Top Tips: Six Ways To Keep Your Cool At Work

Many on-the-job conflicts don't play out so smoothly. Four out of five people fail at work because of interpersonal problems, not lack of technical skill, says B.J. Gallagher, a workplace consultant in Los Angeles. "Getting along with others, keeping your negative emotions in check, and negotiating conflict are essential in any job, in any organization," he says. It doesn't help that work is more stressful than ever. Longer hours, less pay and morale-sapping layoffs can drive even the most placid Bruce Banners to Hulk out.

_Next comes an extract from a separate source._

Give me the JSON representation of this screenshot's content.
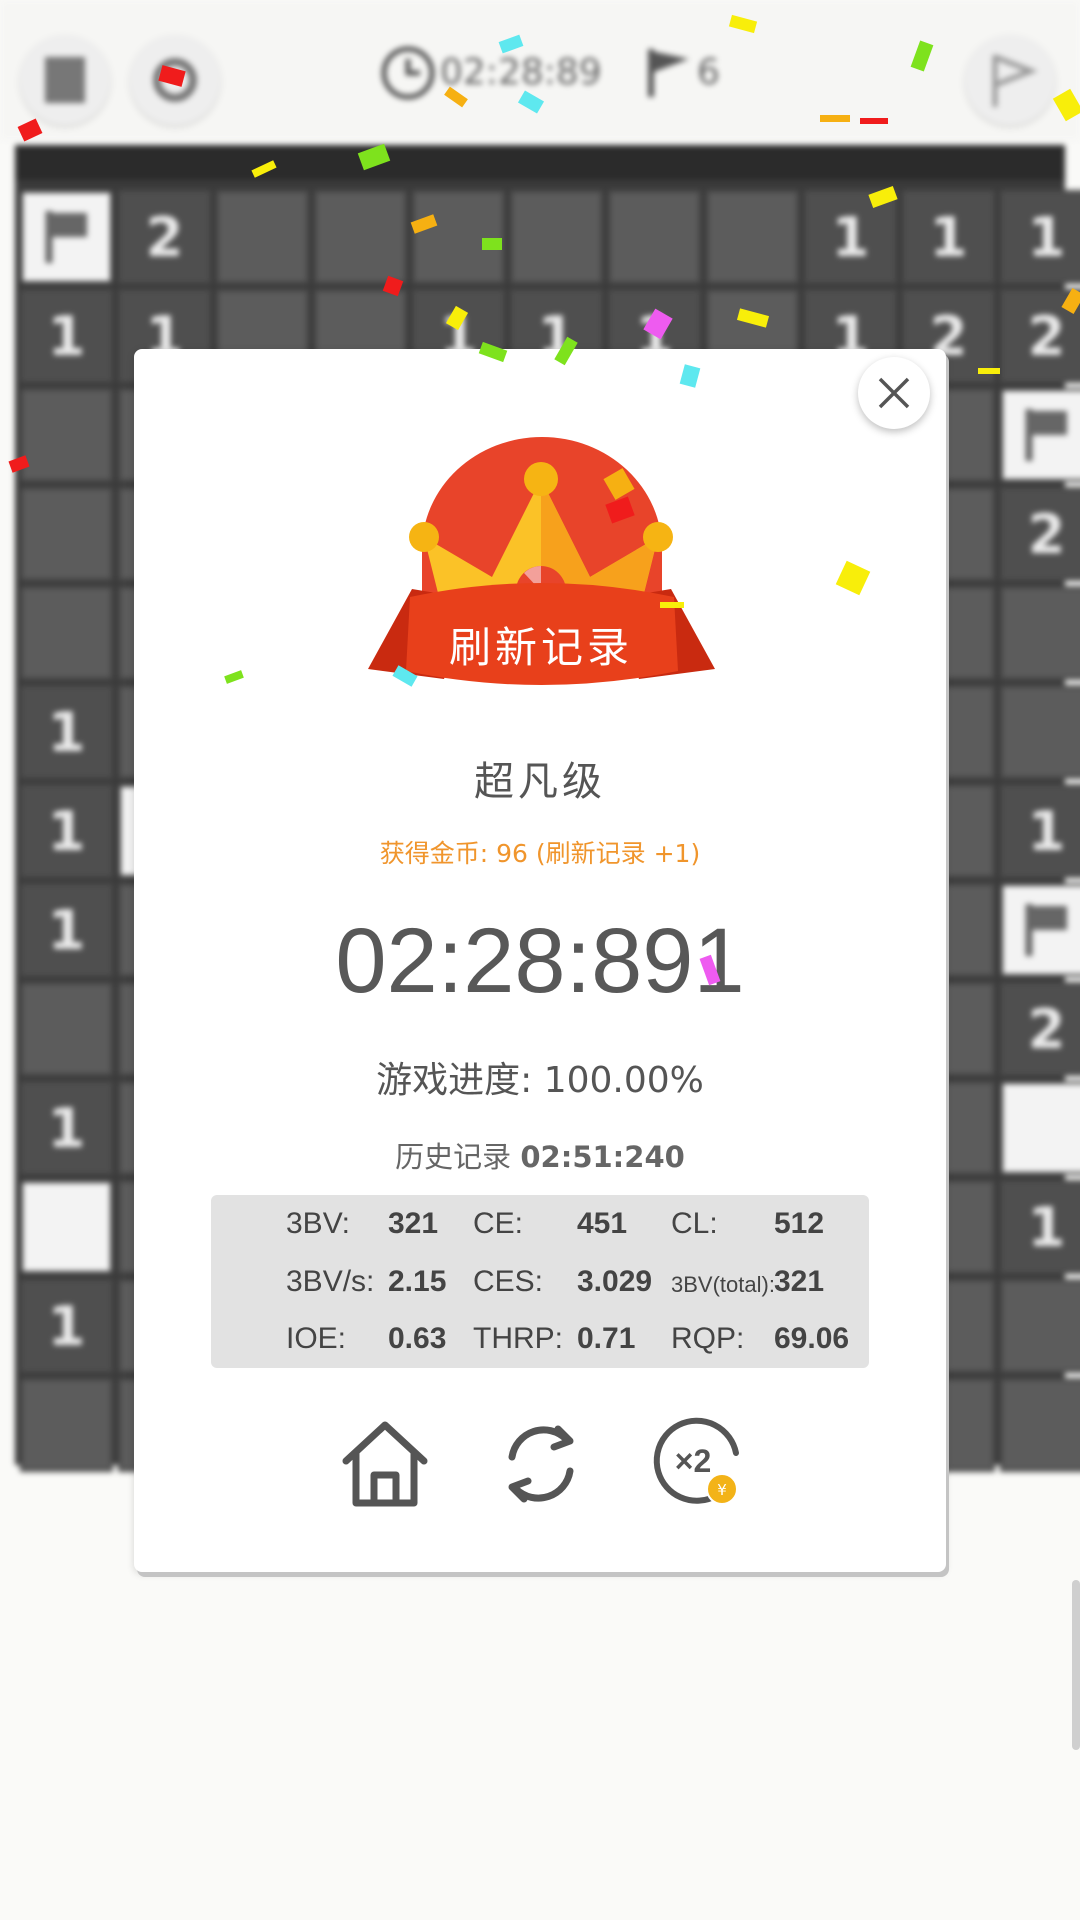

While it's unhealthy to bury your anger, you can't let it boil over at work, either. Here are a few time-tested anger-management techniques, care of those who make a living helping us…all…remain…calm. (For a full list, see our slide show.)

The Double Blow
No, this doesn't mean give your colleague a jab to the gut followed by an elbow to the face. This trick, courtesy of Dr. Robert Epstein, instructor at the Rady School of Management at the University of California San Diego, works like this: As your rage swells, exhale fully and then, just as you're at the end of your exhale, blow hard. This expels the remaining air that's trapped in your lungs and counteracts the dangerous tendency to breathe shallowly when you feel threatened. "Shallow breathing circulates toxins in your bloodstream and makes you panicky," says Dr. Epstein.

Verbal Jujitsu
Berated by a co-worker or a frustrated superior? Dr. Debra Condren, founder of Manhattan Business Coaching and author of Ambition Is Not A Dirty Word, a career guide for women, has a solution: "I keep my face neutral, make sure I'm breathing and staying calm, with my feet planted any my body relaxed," she says. When the other person's verbal screed is done, Condren utters flatly: "I hear what you're saying," or "I can see you have strong feelings about this issue." The lack of visible reaction snuffs the emotional wick.

Avoid Assumptions
A co-worker is late and it's looking like you'll have to do that joint presentation alone. His fecklessness is infuriating. Before it engulfs you, says Dr. Simon Rego, assistant clinical professor of psychiatry and behavioral sciences at the Albert Einstein School of Medicine in New York, pause to consider all the things that could have happened. Perhaps his child is sick or his car broke down. Avoid assumptions--or as Rego calls them, "cognitive distortions"--which can lead to blame and anger. Says Rego: "Once these distortions can be identified, challenged and replaced with more helpful coping thoughts, the feelings of anger should decrease."

Know Your Triggers
Plenty of people get angry, but they don't know why. Look for anger-inducing patterns and jot them down, says Marty Babits, author of The Power of the Middle Ground, A Couple's Guide to Renewing Your Relationship. This takes hearty doses of self-honesty and willingness to accept the truth. If certain people get on your nerves, then, well, they just do. In many cases, your best bet is simply to recognize who they are and avoid them whenever possible. If that sounds cold, take comfort in knowing that you are doing them a favor.